CAN-2025: la critique est plus frontale en Afrique, affirme le sélectionneur ivoirien Emerse Faé
Nommé sélectionneur de la Côte d'Ivoire suite à la démission de Jean-Louis Gasset pendant la CAN-2023, Emerse Faé a accompli l'impossible en remportant le titre de champion d'Afrique seulement quatorze jours après, chez lui, sans aucune expérience préalable en tant qu'entraîneur à ce niveau.
Assuré de sa place en huitièmes de finale de la CAN-2025 au Maroc avant son dernier match de poule contre le Gabon mercredi à Marrakech, il décrit dans une interview à l'AFP comment il a évolué de la gestion d'urgence vers une construction patiente d'une équipe pour défendre son trophée, malgré le déferlement de critiques qui en découle.
Les choix de joueurs, les options tactiques, rien n'échappe à Faé, originaire de Nantes en France et dont la carrière de footballeur s'est principalement déroulée en Ligue 1, interrompue à 28 ans seulement, et qui bâtit maintenant son chemin d'entraîneur sur des succès surprenants.
Question: Vous êtes les champions d'Afrique sortants, qualifiés pour la Coupe du monde et déjà assurés d'accéder aux huitièmes de la CAN-2025 avant votre ultime rencontre de groupe, pourtant vous affrontez des critiques constantes. Le peuple ivoirien est-il excessivement demandeur?
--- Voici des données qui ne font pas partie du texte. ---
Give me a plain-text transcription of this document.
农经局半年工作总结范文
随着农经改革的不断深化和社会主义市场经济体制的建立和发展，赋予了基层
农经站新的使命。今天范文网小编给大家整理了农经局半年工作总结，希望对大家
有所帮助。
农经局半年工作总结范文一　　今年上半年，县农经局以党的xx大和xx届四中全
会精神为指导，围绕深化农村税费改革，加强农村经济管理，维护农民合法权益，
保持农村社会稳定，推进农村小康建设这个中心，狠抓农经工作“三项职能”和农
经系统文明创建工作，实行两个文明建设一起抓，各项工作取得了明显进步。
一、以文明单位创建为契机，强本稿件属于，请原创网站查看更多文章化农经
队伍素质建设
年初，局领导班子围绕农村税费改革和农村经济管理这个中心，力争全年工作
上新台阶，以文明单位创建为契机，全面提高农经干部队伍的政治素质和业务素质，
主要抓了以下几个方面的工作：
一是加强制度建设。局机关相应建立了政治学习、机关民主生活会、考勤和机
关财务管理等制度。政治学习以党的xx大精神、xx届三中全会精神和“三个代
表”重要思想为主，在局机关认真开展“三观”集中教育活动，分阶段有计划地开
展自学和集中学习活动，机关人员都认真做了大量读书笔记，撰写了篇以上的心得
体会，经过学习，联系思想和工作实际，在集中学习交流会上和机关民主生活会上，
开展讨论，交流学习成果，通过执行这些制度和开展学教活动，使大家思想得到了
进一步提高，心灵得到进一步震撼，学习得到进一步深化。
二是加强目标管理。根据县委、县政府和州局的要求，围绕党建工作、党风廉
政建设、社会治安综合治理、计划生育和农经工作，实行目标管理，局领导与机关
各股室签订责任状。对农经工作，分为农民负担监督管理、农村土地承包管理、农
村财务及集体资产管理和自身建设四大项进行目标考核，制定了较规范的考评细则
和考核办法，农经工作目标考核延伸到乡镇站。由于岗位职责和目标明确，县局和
Réponse: C'est l'aspect négatif du poste de sélectionneur, qu'il soit africain, européen ou américain. Mais si en Europe la critique reste souvent mesurée, elle s'exprime de manière directe en Afrique. Il y a certes de l'exigence, et une forte charge émotionnelle. En Afrique, on est davantage porté par les émotions. Nombre de personnes commentent sans connaître tous les détails. Presque tous les jours, j'entends des reproches totalement injustifiés. On m'a par exemple accusé de ne pas convoquer des joueurs blessés. Il est essentiel de garder la distance, car si on se focalise trop là-dessus, on gaspille beaucoup d'énergie. Je conserve mon énergie pour mes joueurs, pour l'équipe, pour les motiver et résoudre les défis tactiques imposés par nos adversaires.
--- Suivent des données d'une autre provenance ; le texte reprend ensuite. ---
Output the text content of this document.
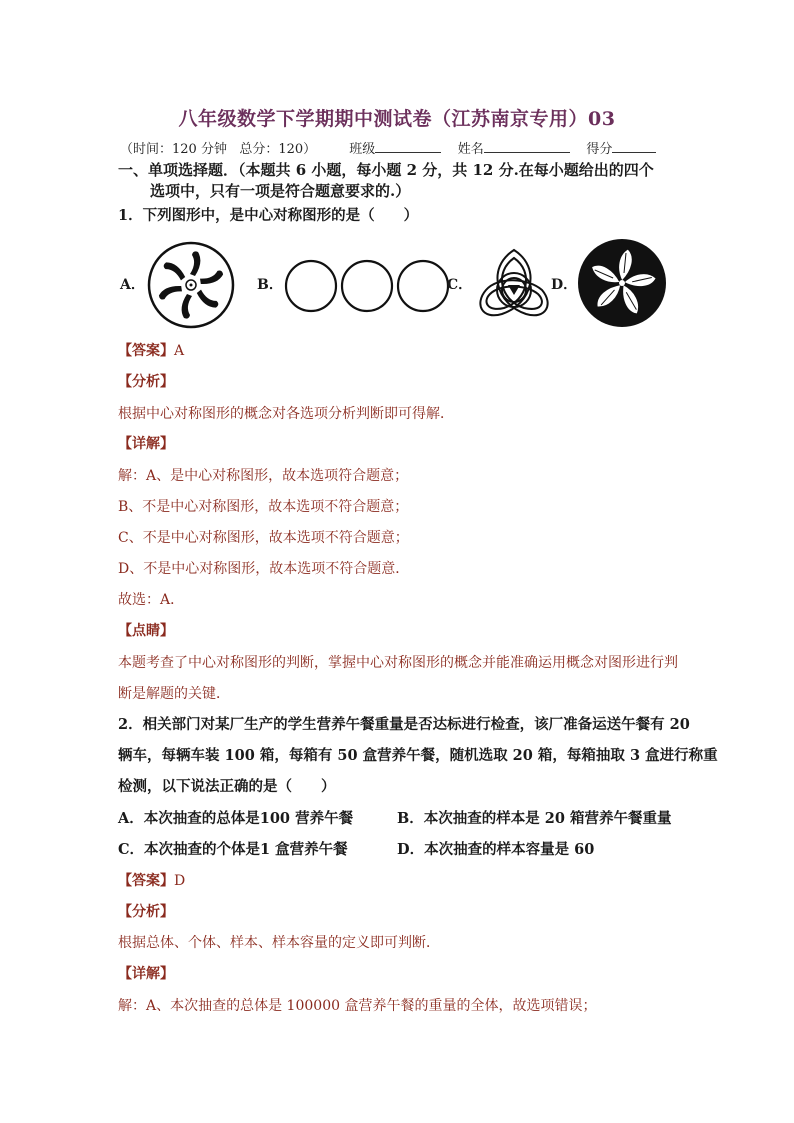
八年级数学下学期期中测试卷（江苏南京专用）03
（时间：120 分钟 总分：120）	班级	姓名	得分
一、单项选择题．（本题共 6 小题，每小题 2 分，共 12 分.在每小题给出的四个
选项中，只有一项是符合题意要求的.）
1．下列图形中，是中心对称图形的是（　　）
A．	B．	C．	D．
【答案】A
【分析】
根据中心对称图形的概念对各选项分析判断即可得解．
【详解】
解：A、是中心对称图形，故本选项符合题意；
B、不是中心对称图形，故本选项不符合题意；
C、不是中心对称图形，故本选项不符合题意；
D、不是中心对称图形，故本选项不符合题意．
故选：A．
【点睛】
本题考查了中心对称图形的判断，掌握中心对称图形的概念并能准确运用概念对图形进行判
断是解题的关键．
2．相关部门对某厂生产的学生营养午餐重量是否达标进行检查，该厂准备运送午餐有 20
辆车，每辆车装 100 箱，每箱有 50 盒营养午餐，随机选取 20 箱，每箱抽取 3 盒进行称重
检测，以下说法正确的是（　　）
A．本次抽查的总体是100 营养午餐	B．本次抽查的样本是 20 箱营养午餐重量
C．本次抽查的个体是1 盒营养午餐	D．本次抽查的样本容量是 60
【答案】D
【分析】
根据总体、个体、样本、样本容量的定义即可判断．
【详解】
解：A、本次抽查的总体是 100000 盒营养午餐的重量的全体，故选项错误；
Q: Réussissez-vous à maintenir cette distance?
R: Parfois cela me blesse, cela m'affecte. Alors je me pose la question: qu'est-ce qui prime, être critiqué mais avoir le soutien complet de mon groupe, ou être encensé tandis que mes joueurs ne adhèrent pas à mes idées? L'essentiel reste mes joueurs, mon équipe et sa cohésion. Il est devenu si simple pour chacun de critiquer de nos jours, de saisir son téléphone, d'ouvrir un compte, de tourner des vidéos pour attirer l'attention. Pour buzzer, mieux vaut être agressif, moqueur, plutôt que bienveillant. Mais bon, cela fait partie du jeu.
Q: Vous visez un doublé, une performance inhabituelle. Est-ce vraiment réalisable?
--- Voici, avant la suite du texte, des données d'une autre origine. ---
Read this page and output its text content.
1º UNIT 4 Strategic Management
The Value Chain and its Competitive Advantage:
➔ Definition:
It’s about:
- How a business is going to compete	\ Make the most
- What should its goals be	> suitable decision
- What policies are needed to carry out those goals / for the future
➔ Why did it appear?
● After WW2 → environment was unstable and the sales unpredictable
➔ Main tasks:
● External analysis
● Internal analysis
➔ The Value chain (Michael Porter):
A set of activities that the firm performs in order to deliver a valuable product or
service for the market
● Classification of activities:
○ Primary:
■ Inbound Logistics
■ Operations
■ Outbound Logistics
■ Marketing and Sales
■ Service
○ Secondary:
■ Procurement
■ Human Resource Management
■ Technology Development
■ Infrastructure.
R: Absolument, mais ce sera ardu. Huit ou neuf formations disposent d'un effectif capable de l'emporter. De plus, en tant que tenants du titre, j'ai le sentiment que nos rivaux se surpassent quand ils nous affrontent, contrairement à ce que j'observe lors de mes analyses préalables. Cela complique encore plus les choses. Si nous ne sommes pas préparés dans tous les domaines, que ce soit sur le terrain ou ailleurs, nous ne triompherons pas. Pourtant, nous possédons cette assurance qui nous pousse à lutter jusqu'au bout pour décrocher cette quatrième étoile.
Q: Comment évaluez-vous votre trajet en tant que sélectionneur?
R: D'abord, je pense avoir beaucoup de chance, à mon âge, de diriger une des meilleures équipes d'Afrique. Ensuite, les conditions de mon arrivée étaient étranges: au cœur d'une compétition, le jour de mon anniversaire, avec le départ d'une personne que j'estimais. Rien n'était habituel. J'ai tenté d'ignorer tout cela. Puis, après le titre, j'ai œuvré pour assurer la continuité, afin que ce ne soit pas un coup de chance, en passant d'une opération rapide à l'édification d'un groupe solide.
Q: Il y a deux ans, vous remplacez Jean-Louis Gasset en pleine compétition, cette année, il nous quitte durant la phase de groupes. Vous excellez-vous dans l'adversité?
R: Nous le découvrirons plus tard. Mais ces incidents testent vraiment la résilience et l'esprit d'équipe. Avant le décès de Jean-Louis, il y a eu l'affaire Nicolas Pépé (non convoqué pour des déclarations contre les binationaux, note de la rédaction), qui brille cette saison à Villarreal et qui est un pilier de cette attaque rajeunie. Sans oublier la blessure de Sébastien Haller. En tant que sélectionneur, il faut toujours s'ajuster.